While on the Internet I came across a formula for cube root using recursion. The formula was:
$$ use \space x_1 = \frac{a}{3} \space (a \space is \space the \space number \space we \space want \space to \space find \space cube \space root \space of)$$
Then use the formula:
$$ x_{n+1} = \frac 13 \left( 2x_n + \frac{a}{{x_n}^2} \right)$$
Recursively.
What is this method and how does it work.
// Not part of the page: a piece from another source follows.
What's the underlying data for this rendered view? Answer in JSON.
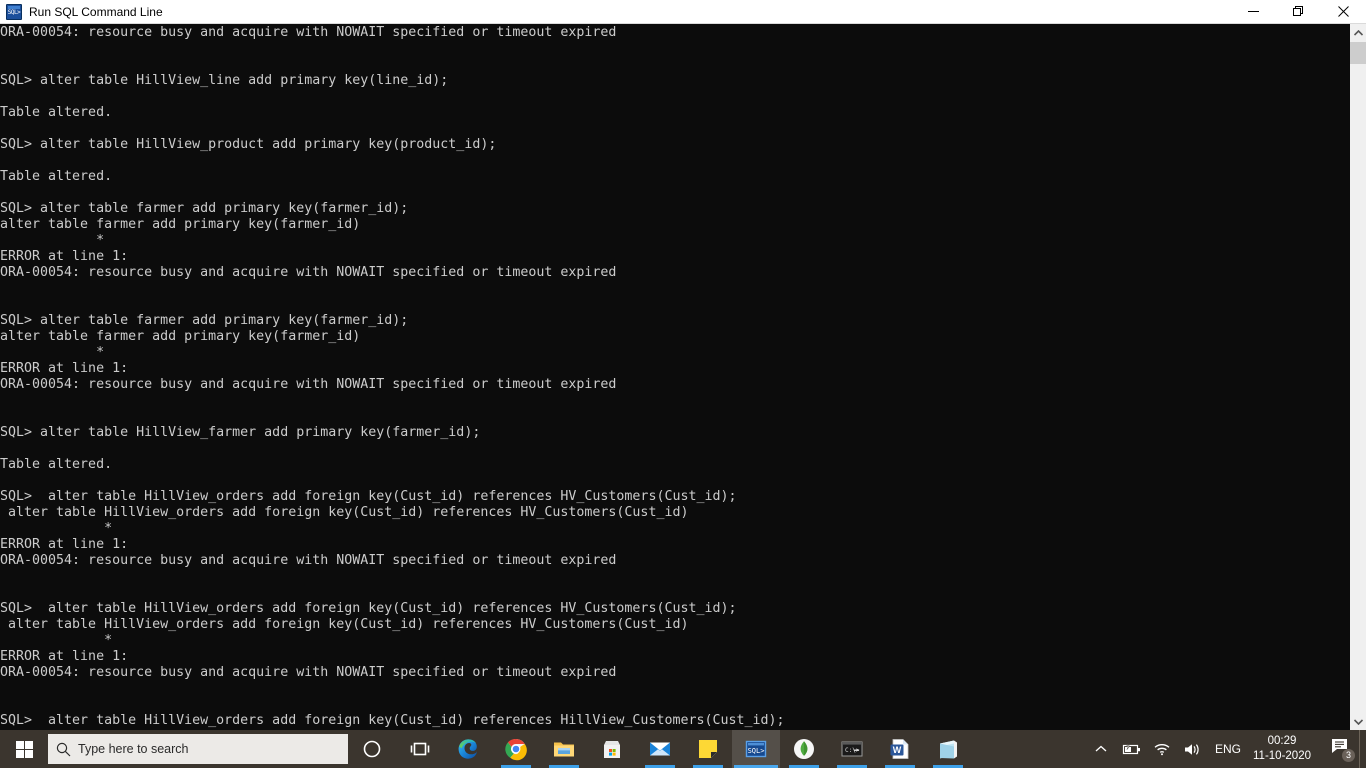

Is their someway I can prove it ?
If you want to solve for $x$, consider $$f(x)=x^3-a\implies f'(x)=3x^2$$ Now, using Newton method $$x_{n+1}=x_ n-\frac{f(x_n)}{f'(x_n)}=x_n-\frac{x_n^3-a}{3x_n^2}=\frac{2x_n^3+a}{3x_n^2}=\frac 23x_ n+\frac a {3x_n^2}$$
Suppose that $a \ne 0.$ We have that $$ x^3=a \iff x =\frac 13 \left( 2x+\frac a{x^2} \right). $$ Thus the problem is reduced to finding the fixed point of the function $$ f(x)=\frac 13 \left( 2x+\frac a{x^2} \right), $$ which can be done with the use of the method of fixed-point iterations. Google the phrase "method of fixed-point iterations".